Due to the Dirichlet pigeonhole principle, if each cell must have three predecessors, then when two predecessors (in the inverse forbidden directions) are removed, then at least one predecessor must remain.

So, the proposition for n = k implies the proposition for n = k+1.

That's a nice slick rewording of the claim that every live cell can be reached without going in 2 directions. It doesn't immediately yield the desired result (an *infinite* lifeline). If infinitely many cells are allowed to be live in generation 1, then you can cook up a configuration where there above all holds, and yet there are no infinite lifelines at all. For example, you could initially populate the board with a pattern which shrinks to nothing in 1 generation, separated from a pattern which shrinks to nothing in 2 generations, separated from a pattern which shrinks to nothing in 3 generations, and so on. Then the species never goes extinct, and the reasoning you just gave works, but there's no infinite lifeline.

But I guess the infinite lifeline isn't actually needed to get the c/3 limit, finite lifelines are enough. The "Claim 1" alone works. If a spaceship moves faster than c/3, there's a generation k such that the spaceship has moved exactly n units southeast where 3n>k. Take a cell x on the which is as southeast as possible in the spaceship in generation k. There's a (finite) lifeline starting in the original spaceship and ending at x in generation k, which never steps southeast or south. This lifeline moved *at least* n steps southeast in k generations, without ever going south or southeast. Absurd...

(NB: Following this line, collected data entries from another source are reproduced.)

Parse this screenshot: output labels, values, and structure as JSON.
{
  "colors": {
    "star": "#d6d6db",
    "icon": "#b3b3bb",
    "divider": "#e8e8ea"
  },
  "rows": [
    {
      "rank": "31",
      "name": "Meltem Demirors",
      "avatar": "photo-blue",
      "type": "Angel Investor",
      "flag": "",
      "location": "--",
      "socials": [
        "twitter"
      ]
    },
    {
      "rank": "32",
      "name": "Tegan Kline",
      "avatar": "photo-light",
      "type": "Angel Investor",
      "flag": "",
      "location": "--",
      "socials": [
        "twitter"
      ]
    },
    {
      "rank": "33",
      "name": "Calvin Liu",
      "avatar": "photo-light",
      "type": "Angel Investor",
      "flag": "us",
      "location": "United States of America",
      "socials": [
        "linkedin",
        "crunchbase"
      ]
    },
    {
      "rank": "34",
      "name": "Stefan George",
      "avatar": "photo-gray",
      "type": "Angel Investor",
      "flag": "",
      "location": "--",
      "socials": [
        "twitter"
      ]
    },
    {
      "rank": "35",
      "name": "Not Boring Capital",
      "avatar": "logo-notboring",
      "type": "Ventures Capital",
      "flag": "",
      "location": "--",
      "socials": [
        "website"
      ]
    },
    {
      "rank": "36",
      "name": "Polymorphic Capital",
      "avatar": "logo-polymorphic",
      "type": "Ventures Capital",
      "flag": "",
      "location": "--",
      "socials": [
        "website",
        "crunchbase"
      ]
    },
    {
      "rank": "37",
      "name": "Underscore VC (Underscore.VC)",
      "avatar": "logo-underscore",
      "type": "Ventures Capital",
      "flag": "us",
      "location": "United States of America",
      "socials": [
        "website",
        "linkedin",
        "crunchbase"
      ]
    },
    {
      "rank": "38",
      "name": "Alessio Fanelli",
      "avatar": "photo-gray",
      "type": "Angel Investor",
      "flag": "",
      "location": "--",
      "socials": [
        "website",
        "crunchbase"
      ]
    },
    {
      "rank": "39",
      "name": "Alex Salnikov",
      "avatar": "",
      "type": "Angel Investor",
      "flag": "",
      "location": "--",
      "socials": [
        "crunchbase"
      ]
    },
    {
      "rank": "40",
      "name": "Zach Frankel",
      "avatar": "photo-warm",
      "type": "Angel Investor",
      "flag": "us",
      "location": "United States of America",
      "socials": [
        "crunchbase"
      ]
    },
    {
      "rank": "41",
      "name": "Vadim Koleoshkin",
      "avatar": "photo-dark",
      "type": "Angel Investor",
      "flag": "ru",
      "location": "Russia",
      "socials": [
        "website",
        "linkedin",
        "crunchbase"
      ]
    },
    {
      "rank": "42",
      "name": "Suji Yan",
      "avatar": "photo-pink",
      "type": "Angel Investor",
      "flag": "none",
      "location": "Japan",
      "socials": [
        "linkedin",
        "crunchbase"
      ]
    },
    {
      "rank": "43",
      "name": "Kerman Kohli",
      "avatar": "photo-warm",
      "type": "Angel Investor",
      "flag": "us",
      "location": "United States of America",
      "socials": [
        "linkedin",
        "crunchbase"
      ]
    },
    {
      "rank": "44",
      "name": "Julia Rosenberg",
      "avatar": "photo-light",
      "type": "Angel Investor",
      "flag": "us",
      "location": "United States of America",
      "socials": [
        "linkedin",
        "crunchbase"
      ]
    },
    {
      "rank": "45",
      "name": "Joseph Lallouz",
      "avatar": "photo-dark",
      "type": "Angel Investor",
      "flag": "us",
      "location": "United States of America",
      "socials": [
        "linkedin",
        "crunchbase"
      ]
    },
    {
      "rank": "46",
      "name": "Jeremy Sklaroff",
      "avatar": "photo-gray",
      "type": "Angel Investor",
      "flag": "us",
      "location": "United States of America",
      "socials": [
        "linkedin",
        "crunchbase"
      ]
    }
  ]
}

So that's really cool. Is the fact that we can actually get an *infinite* lifeline interesting in its own right?

So how does Nathaniel's proof of the c/3 diagonal speed limit go?

[Nathaniel]

So how does Nathaniel's proof of the c/3 diagonal speed limit go?

You can read a preprint on my website: here -- the result is Theorem 1 (which is only stated in the preprint for the rule 2x2, but applies to any "B3" rule. The proof in the preprint actually proves the diagonal speed limit result in two ways -- the first way is to prove it directly using a case analysis (if this cell which is diagonally offset by 1 is alive three generations from now, then this and this cell must be alive, and this cell must be dead, yada yada, contradiction). The second proof proves something slightly more general -- in a B3 rule, if a spaceship travels a cells vertically for every b cells horizontally, it cannot travel faster than c(max{a,b})/(2a+b) -- putting a = b = 1 gives the result we want.

Anywho, it's always great to have new ways to look at problems like this. Any chance of applying it to rules other than B3 rules? If I recall correctly, there is a 3c/4 diagonal spaceship known in a B0 rule, and I'm not aware of any non-trivial speed limits in rules like that.